Normalerweise ertönen im Münchner Nachtclub Neuraum schallende Beats aus den Lautsprechern. Normalerweise. Jeden Sonntag verwandelt sich die Venue in ein christliches Gotteshaus, in dem die Freikirche „International Christian Fellowship“ (ICF) ihren Gottesdienst abhält. Statt Beats und Bässen gibt es dann Orgelmusik und Bibeltexte.
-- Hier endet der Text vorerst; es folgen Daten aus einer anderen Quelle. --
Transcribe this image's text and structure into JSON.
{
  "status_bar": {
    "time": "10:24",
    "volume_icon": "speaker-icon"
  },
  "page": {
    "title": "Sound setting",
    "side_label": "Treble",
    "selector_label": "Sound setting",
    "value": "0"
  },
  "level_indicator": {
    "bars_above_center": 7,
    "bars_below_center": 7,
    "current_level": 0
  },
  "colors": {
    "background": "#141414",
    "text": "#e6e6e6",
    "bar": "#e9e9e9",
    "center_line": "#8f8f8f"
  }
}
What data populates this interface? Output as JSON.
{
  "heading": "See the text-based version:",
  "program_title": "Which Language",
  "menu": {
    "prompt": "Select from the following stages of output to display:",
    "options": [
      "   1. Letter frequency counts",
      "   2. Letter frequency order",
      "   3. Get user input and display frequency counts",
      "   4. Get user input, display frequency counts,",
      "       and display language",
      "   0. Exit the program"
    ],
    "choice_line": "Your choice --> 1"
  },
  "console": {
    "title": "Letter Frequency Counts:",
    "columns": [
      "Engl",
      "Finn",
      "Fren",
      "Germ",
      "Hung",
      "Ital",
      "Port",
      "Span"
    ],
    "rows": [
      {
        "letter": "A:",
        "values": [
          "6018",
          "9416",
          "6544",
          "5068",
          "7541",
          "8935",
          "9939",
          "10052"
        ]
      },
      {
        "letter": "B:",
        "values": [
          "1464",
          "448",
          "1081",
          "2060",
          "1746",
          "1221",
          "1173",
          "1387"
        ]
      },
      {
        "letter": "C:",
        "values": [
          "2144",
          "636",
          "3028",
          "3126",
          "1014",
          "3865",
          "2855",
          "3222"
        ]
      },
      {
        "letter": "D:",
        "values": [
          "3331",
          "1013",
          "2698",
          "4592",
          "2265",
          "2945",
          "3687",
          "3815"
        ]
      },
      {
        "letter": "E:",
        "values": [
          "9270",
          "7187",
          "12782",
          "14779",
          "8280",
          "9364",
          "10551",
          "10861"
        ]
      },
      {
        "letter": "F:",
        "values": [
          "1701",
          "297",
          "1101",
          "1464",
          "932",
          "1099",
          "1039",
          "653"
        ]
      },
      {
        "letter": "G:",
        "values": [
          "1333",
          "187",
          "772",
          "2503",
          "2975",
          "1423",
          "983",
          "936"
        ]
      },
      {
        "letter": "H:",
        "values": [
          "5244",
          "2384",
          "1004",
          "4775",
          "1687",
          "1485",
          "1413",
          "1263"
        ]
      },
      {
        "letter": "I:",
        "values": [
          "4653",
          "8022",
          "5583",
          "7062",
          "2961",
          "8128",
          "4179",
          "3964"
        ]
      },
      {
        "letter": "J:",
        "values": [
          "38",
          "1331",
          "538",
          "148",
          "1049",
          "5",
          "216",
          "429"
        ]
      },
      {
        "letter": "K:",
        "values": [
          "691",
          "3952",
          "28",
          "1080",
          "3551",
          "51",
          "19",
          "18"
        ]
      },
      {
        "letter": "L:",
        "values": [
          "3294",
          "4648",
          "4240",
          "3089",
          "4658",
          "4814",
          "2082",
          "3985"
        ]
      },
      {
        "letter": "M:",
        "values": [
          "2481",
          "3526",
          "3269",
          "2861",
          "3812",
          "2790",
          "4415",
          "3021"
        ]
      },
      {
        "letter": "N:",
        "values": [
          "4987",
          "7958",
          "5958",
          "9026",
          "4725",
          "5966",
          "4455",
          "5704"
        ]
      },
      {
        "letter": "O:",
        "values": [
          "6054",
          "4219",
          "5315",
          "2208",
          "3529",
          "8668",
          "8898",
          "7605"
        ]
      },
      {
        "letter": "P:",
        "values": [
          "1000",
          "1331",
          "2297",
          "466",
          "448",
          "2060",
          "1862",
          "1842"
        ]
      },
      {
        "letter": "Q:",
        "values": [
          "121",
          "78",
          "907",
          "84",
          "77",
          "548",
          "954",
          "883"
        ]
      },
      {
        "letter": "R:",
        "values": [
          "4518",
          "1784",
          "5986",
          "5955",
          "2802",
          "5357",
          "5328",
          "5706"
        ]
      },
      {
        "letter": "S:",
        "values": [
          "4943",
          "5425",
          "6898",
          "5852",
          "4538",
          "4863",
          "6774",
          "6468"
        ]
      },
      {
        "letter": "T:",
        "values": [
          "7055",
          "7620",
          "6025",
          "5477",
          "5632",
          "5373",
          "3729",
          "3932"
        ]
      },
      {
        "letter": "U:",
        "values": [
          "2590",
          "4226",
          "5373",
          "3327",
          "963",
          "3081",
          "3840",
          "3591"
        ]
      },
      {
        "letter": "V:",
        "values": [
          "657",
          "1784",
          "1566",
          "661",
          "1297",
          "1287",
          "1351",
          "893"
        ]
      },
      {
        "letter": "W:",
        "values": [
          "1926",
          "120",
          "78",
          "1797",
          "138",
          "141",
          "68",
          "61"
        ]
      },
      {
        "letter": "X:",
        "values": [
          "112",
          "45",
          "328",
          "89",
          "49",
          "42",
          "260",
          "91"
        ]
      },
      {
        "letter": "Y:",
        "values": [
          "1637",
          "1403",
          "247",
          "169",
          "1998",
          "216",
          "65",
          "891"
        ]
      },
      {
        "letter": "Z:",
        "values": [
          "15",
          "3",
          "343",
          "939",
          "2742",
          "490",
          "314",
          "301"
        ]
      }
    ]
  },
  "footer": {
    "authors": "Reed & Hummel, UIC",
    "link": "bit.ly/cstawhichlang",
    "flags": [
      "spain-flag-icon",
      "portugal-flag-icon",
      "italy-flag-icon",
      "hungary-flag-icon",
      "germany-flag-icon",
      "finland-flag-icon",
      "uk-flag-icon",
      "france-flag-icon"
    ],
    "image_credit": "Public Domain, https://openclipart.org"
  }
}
Nach mehreren Standortwechseln hat die ICF ihr Quartier mittlerweile im Club an der Arnulfstraße bezogen, wo an den Wochenenden regelmäßig Künstler wie Angerfist, Sam Feldt, KomaCasper, Oliver Heldens oder Don Diablo an den Mixern stehen. Jeden Sonntagmorgen wird die Location gereinigt und Helferinnen und Helfer bauen die Bühne und die Technik für die sogenannte „Celebration” auf. Auf die Frage nach dem Wandel vom Club zur Kirche heißt es: „Das Böse geht, das Gute kommt”.
Aber ist das nicht absurd? Die Freikirche vertritt eine äußerst konservative Haltung, betrachtet Homosexualität als Sünde und spricht sich gegen Sex vor der Ehe aus – bei den Partygängern im Neuraum dürfte man diesbezüglich wohl kaum auf Zustimmung stoßen. Für die ICF sei dies allerdings kein Widerspruch, wie Sprecher Konstantin Fritz gegenüber der Süddeutschen Zeitung verrät. Kirche könne überall stattfinden. Er sei davon überzeugt, dass es Jesus im Club gefallen würde. Man interpretiere die Venue als einen Ort für einen modern gelebten Glauben und ihre Wahl sei als ein Wirken des Allmächtigen zu verstehen.
Selbstbestimmt war man bei der Wahl der Location jedenfalls nicht, denn es gibt schlichtweg keine Alternativen. Auch die mehreren Umzüge in den zurückliegenden Jahren untermauern, dass die ICF keinen festen Standort finden kann. Seltsam.